Moreover, Iran lacks the type of great power patron that North Korea enjoys in China. Thus, even as it has acquiesced to harsh U.N. Security Council (UNSC) sanctions against Iran for years, Beijing refused to agree to any meaningful sanctions against Pyongyang before it acquired nuclear weapons. Beijing has also protected North Korea from UN retaliation for its non-nuclear aggression like the sinking of the ROKS Cheonan and the shelling of Yeonpyeong Island in 2010. In any case, China’s enforcement of the sanctions it has agreed to remains suspect, and it continues to provide Pyongyang with large amounts of aid and economic opportunities.

Iran does not enjoy a comparable relationship with any veto-wielding permanent UNSC members, and can therefore expect far greater fallout from a nuclear test than Pyongyang has been subject to thus far.

Looking at the drawbacks of the North Korean model may compel some Iranian decision makers to choose another option, namely the “Japanese model.” In this scenario Iran, like Japan, would become a “threshold state” by amassing large stockpiles of enriched uranium and military technology like missiles. This would allow Tehran to make a deliverable bomb in short-order, if and when it decides to do so.

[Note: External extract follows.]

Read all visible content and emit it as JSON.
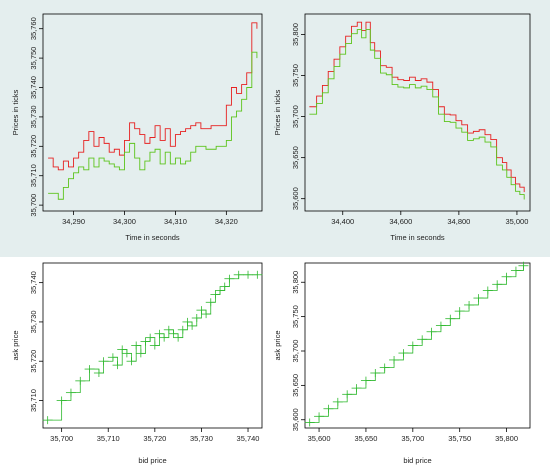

Significant progress could be made towards this end without forcing Iran to become the second state after North Korea to withdraw from the Nuclear Non-Proliferation Treaty (NPT). In fact, some Iranian policymakers have flouted the idea of building nuclear submarines which require uranium enriched to 90 percent, the same levels used in nuclear weapons. In essence, this model would enable Iran to have the best of both worlds: it would enjoy nuclear power status without having to endure the additional sanctions and isolation that building and testing an actual nuclear weapon would provoke. Furthermore, this model would allow Iran to remain in compliance with Supreme Leader Ali Khamenei’s verbal fatwa (religious decree) prohibiting nuclear weapons.

Unfortunately for Iran, even if it follows the Japanese option it would continue to endure the current sanctions regime for the foreseeable future, and indeed these sanctions would likely be strengthened over time. Although less controversial, the West would find an Iran wiith a latent nuclear capability unacceptable. 

In sum, Iran would do well to ignore Northeast Asia altogether in terms of finding inspiration for its nuclear trajectory.